- Sheikh Lutfar Rahman with his son Sheikh Mujibur Rahman
- Born: 1881 Tungipara, Bengal, British India
- Died: 30 March 1975 (aged 94) Dacca, Bangladesh
- Resting place: Mausoleum of Sheikh Mujibur Rahman
- Occupation: Court officer
- Known for: Being the father of Sheikh Mujibur Rahman
- Spouse: Sheikh Sayera Khatun
- Children: 6, including: Sheikh Mujibur Rahman; Sheikh Abu Naser;
- Family: Tungipara Sheikh family

= Sheikh Lutfar Rahman =

Bangladeshi court officer (1881–1975)

Sheikh Lutfur Rahman (শেখ লুৎফর রহমান; 1881 – 30 March 1975) was a Bangladeshi serestadar, an officer responsible for record-keeping at the Gopalganj civil court in British India. His son Sheikh Mujibur Rahman was the first president of Bangladesh. Lutfar was also the paternal grandfather of Sheikh Hasina.

== Early life ==
Rahman was born in 1881 to the Bengali Muslim into the Sheikh family of Tungipara village in Gopalganj, Faridpur district, Bengal Presidency.
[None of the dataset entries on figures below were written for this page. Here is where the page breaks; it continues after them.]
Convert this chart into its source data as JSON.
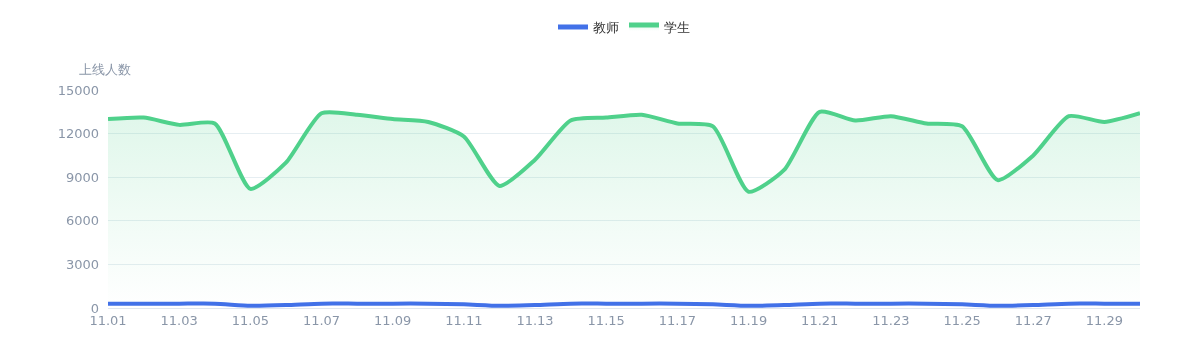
{
  "chart_data": {
    "type": "line",
    "ylabel": "上线人数",
    "categories": [
      "11.01",
      null,
      "11.03",
      null,
      "11.05",
      null,
      "11.07",
      null,
      "11.09",
      null,
      "11.11",
      null,
      "11.13",
      null,
      "11.15",
      null,
      "11.17",
      null,
      "11.19",
      null,
      "11.21",
      null,
      "11.23",
      null,
      "11.25",
      null,
      "11.27",
      null,
      "11.29",
      null
    ],
    "series": [
      {
        "name": "教师",
        "color": "#4271e8",
        "values": [
          300,
          300,
          300,
          300,
          150,
          200,
          300,
          300,
          300,
          300,
          250,
          150,
          200,
          300,
          300,
          300,
          300,
          250,
          150,
          200,
          300,
          300,
          300,
          300,
          250,
          150,
          200,
          300,
          300,
          300
        ]
      },
      {
        "name": "学生",
        "color": "#4fd18b",
        "type": "area",
        "values": [
          13000,
          13100,
          12600,
          12700,
          8200,
          10000,
          13400,
          13300,
          13000,
          12800,
          11800,
          8400,
          10200,
          12900,
          13100,
          13300,
          12700,
          12500,
          8000,
          9500,
          13500,
          12900,
          13200,
          12700,
          12500,
          8800,
          10500,
          13200,
          12800,
          13400
        ]
      }
    ],
    "ylim": [
      0,
      15000
    ],
    "yticks": [
      0,
      3000,
      6000,
      9000,
      12000,
      15000
    ],
    "grid": "y",
    "legend": "top",
    "marker": "none",
    "line_style": "solid"
  }
}
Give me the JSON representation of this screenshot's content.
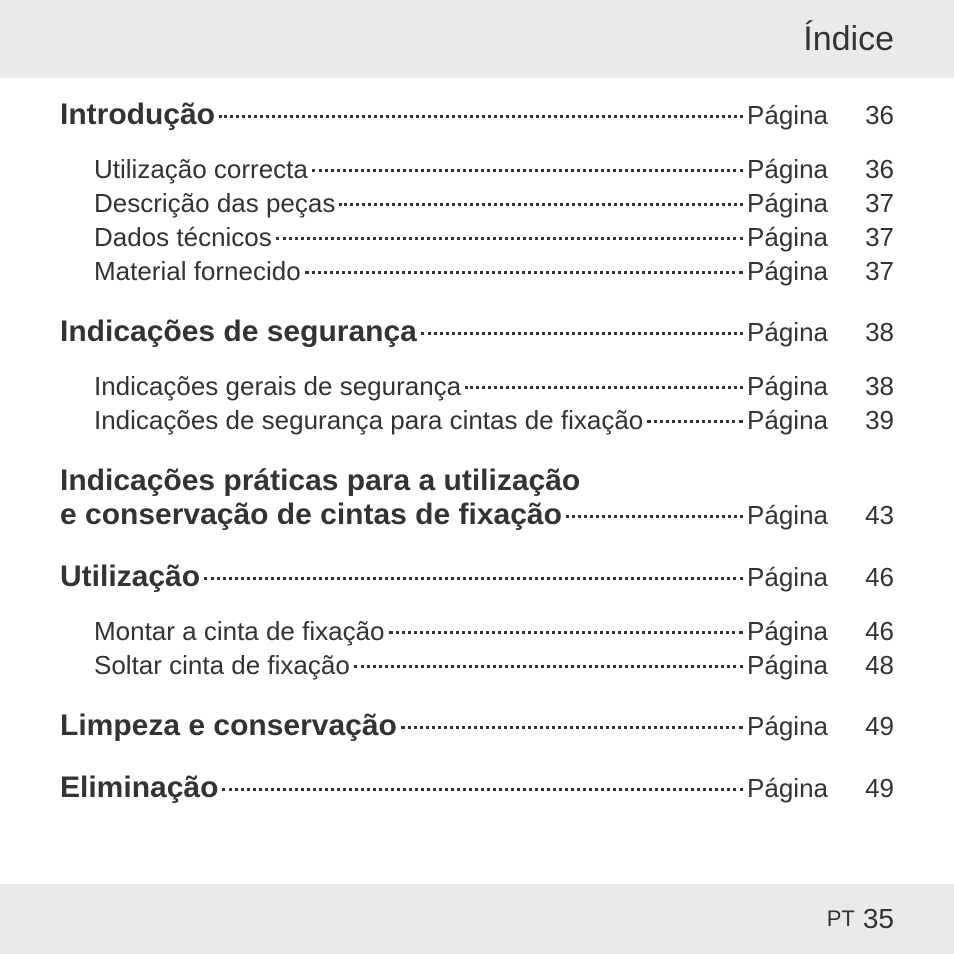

Lutfar Rahman was married to his paternal first-cousin Sayera Khatun, the daughter of his father's brother Sheikh Abdul Majid. He left home to find a job and worked in the Dewani court, today Gopalganj civil court.

== 1971 Liberation War ==
During the Bangladesh Liberation War, Lutfar Rahman and his wife Sheikh Sayera Khatun, along with the family of Sheikh Mujibur Rahman were put under arrest by the Pakistan Army. Initially, Lutfar Rahman and his wife were in Khulna at their younger son Naser's house in Khulna, but was later sent away to their ancestral home in Gopalganj. On 8 April 1971, the Pakistan Army looted ornaments and other valuables from the house and later bulldozed and set fire to it. The soldiers also shot dead four relatives and two servants of the household. The elderly couple were rendered homeless until the local Awami League activists built them a temporary shed which was also destroyed by the Pakistan Army after 20 days. They were then sent away to Dhaka where they were put under arrest with their elder son's family.

== Death and legacy ==
Rahman died on 30 March 1975. He was buried in Tungipara, Gopalganj district, Bangladesh. Sheikh Lutfar Rahman Bridge over Madhumati River connecting Gopalganj-Pirojpur Highway. The foundation stone of the bridge was laid on 23 December 2000 by Sheikh Hasina. The construction was stopped in 2001 by the 4-party government. The construction work resumed in 2009 when Bangladesh Awami League returned to power in 2009. The bridge was inaugurated in January 2015 by Sheikh Hasina. Sheikh Lutfar Rahman Adarsha Government College is a government college in Kotalipara, Gopalganj.

== Popular culture ==
Actor Chanchal Chowdhury portrayed Rahman in the biopic Mujib: The Making of a Nation (2023), directed by Shyam Benegal.